May be larger or limited companies

Investors in certain countries may be limited to large-cap stocks because the market index has a narrow group of stocks. The exclusive inclusion of larger stocks will restrict the available exposure to small-cap and mid-cap companies. This situation could keep potential growth opportunities from the grasp of ETF investors.
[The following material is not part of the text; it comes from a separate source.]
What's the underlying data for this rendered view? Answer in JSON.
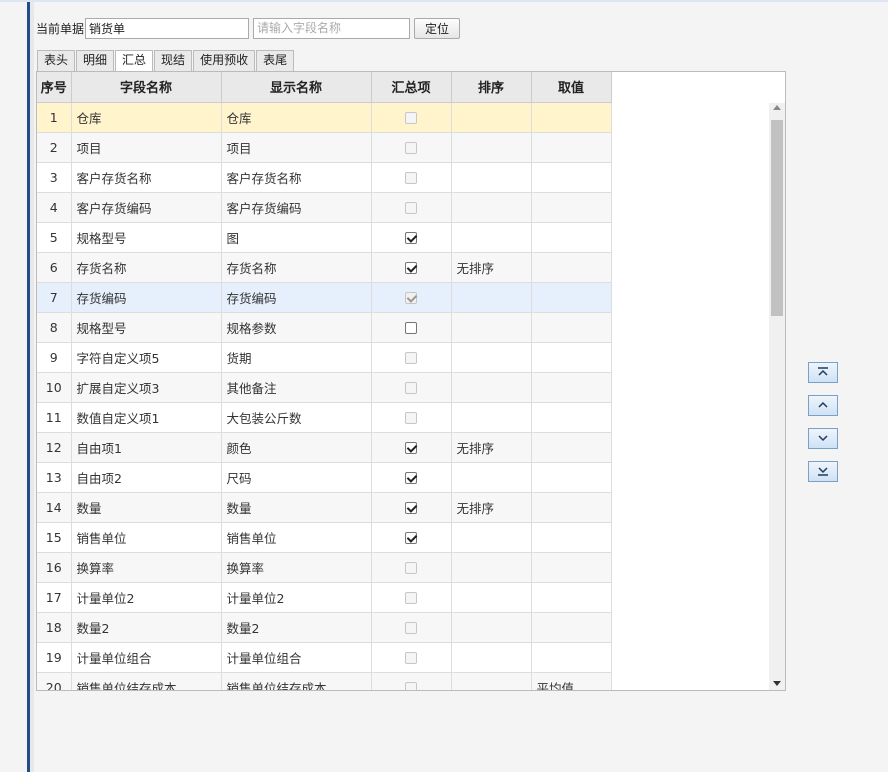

Intraday pricing might be unnecessary

Investors who are in it for the long term could have a window period of about ten to fifteen years. This means that they may fail to cash in on the intraday changes in pricing. There are investors that might end up trading more as a result of the hourly changes in pricing. A high swing that proceeds over several hours might induce a trade whose pricing could prevent irrational fears from interfering with an investment objective at the end of the day.

Large bid-ask spread

The probability of finding a low volume index investment increases with the creation of more niche ETFs. The end result can be a high bid/ask spread. Investment in the actual stocks or in a managed fund might fetch a better price. Large institutional investors are known to invest in actual stocks.

Higher costs

Investing in ETFs comes at a higher price compared to investing in a certain stock. The commission that is paid to the broker might not vary but stocks lack management fees. This is a very important point to note before you opt to invest in ETFs.

Dividend yields

There are ETFs that pay dividends but the yields are low when compared to owning a group of stocks or a high-yielding stock. Owning ETFs does not come with many risks but investors that take up such risks might benefit from higher dividend yields.

Returns from Leveraged ETF

Double leveraged or triple leveraged ETFs can result in losses that exceed double the tracked index or even triple. Speculative investments of these types require careful evaluation. In fact, the actual loss could exceed double or even triple, if the ETF is held more than 1 day. This is a very important precaution that should not be ignored if you do not want to incur losses.